Gastkommentar von Armin Ghassim

Mit Trump und Musk übernehmen zwei egomanische Milliardäre die Macht. Viele Menschen jubeln ihnen zu – und verwechseln Erfolg mit Kompetenz.

Auf dem Weg, die Welt ins Chaos zu stürzen: Donald Trump Foto: Alex Brandon/AP

W ährend der vergangenen Wochen machten viele Menschen eine überraschende Erfahrung: Freunde oder Familienmitglieder, die keine rechten Ultrakapitalisten sind, zeigen Bewunderung für Donald Trump oder Elon Musk. Die banale Grundannahme: Die müssen recht haben, sonst wären sie nicht so erfolgreich. Trump, der Immobilienmogul, der schon zum zweiten Mal das höchste politische Amt der USA erobert. Musk, der exzentrische Unternehmer und Visionär des 21. Jahrhunderts. Mindestens in den nächsten vier Jahren werden die beiden entscheidend mitbestimmen, was in der Welt passiert.

Der Grund für ihren politischen Erfolg ist nicht nur, dass sie die Menschen täuschen, sondern vor allem die verzerrte menschliche Wahrnehmung. Ein psychologisches Phänomen hilft ihnen: ­fundamentale ­Attributionsfehler. Besonders in individualistischen Kulturen neigen Menschen dazu, Verhalten und Erfolg von Figuren wie Musk und Trump zu stark auf deren persönliche Fähigkeiten zurückzuführen, und übersehen dabei strukturelle Faktoren, Zufälle und erhebliche Fehler. Diese gilt es offenzulegen, um den Mythos zu entzaubern. Beginnen wir mit Trump. Sein Image als self-made man ist eine Illusion.

Bereits in den 1970er Jahren profitierte er massiv vom Vermögen seines Vaters, der ihn mit Darlehen in Millionenhöhe unterstützte.
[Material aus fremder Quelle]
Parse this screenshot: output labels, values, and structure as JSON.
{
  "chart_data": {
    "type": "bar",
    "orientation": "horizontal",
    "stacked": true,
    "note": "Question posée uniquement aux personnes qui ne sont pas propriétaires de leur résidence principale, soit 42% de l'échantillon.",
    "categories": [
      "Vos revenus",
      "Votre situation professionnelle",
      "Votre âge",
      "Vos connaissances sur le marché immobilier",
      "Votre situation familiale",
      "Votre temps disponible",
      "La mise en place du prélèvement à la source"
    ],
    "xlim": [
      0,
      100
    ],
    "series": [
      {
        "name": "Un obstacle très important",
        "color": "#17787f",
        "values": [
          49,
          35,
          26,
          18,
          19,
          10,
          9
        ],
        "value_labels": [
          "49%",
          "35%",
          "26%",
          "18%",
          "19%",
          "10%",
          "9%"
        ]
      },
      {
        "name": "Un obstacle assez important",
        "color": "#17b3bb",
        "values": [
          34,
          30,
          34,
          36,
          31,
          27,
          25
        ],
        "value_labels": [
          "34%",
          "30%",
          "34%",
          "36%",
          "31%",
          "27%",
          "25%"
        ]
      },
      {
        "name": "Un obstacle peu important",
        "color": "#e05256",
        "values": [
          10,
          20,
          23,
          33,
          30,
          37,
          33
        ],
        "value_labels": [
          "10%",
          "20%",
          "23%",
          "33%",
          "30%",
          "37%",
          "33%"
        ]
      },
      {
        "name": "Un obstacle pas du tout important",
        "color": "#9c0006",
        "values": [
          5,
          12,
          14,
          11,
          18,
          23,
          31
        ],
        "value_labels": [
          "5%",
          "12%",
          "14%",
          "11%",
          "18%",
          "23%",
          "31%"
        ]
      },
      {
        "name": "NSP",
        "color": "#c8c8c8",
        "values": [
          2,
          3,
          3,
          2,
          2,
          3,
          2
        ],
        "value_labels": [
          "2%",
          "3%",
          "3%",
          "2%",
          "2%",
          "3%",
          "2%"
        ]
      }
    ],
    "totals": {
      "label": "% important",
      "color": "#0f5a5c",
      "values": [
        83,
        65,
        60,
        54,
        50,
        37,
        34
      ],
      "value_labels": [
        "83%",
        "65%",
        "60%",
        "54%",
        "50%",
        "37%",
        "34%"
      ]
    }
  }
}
Doch selbst mit diesem finanziellen Polster scheiterte Trump mehrfach spektakulär: Die Eröffnung des Taj Mahal Casinos 1990 endete in einem der größten Konkursfälle der US-Geschichte, der von Trumps schlechtem Management geprägt war. Seine Universitätsgründung („Trump University“) stellte sich später als Betrug heraus und führte zu Millionenentschädigungen für davon betroffene Teilnehmer. Viele seiner Erfolge lassen sich weniger durch Genialität als durch eine gezielte Ausnutzung rechtlicher Schlupflöcher erklären: Durch Steuervermeidung und Scheininsolvenzen verschaffte er sich immer wieder Vorteile auf Kosten der Allgemeinheit. Medien machten ihn zur Marke, und Banken stuften ihn trotz aller Insolvenzen immer wieder als kreditwürdig ein.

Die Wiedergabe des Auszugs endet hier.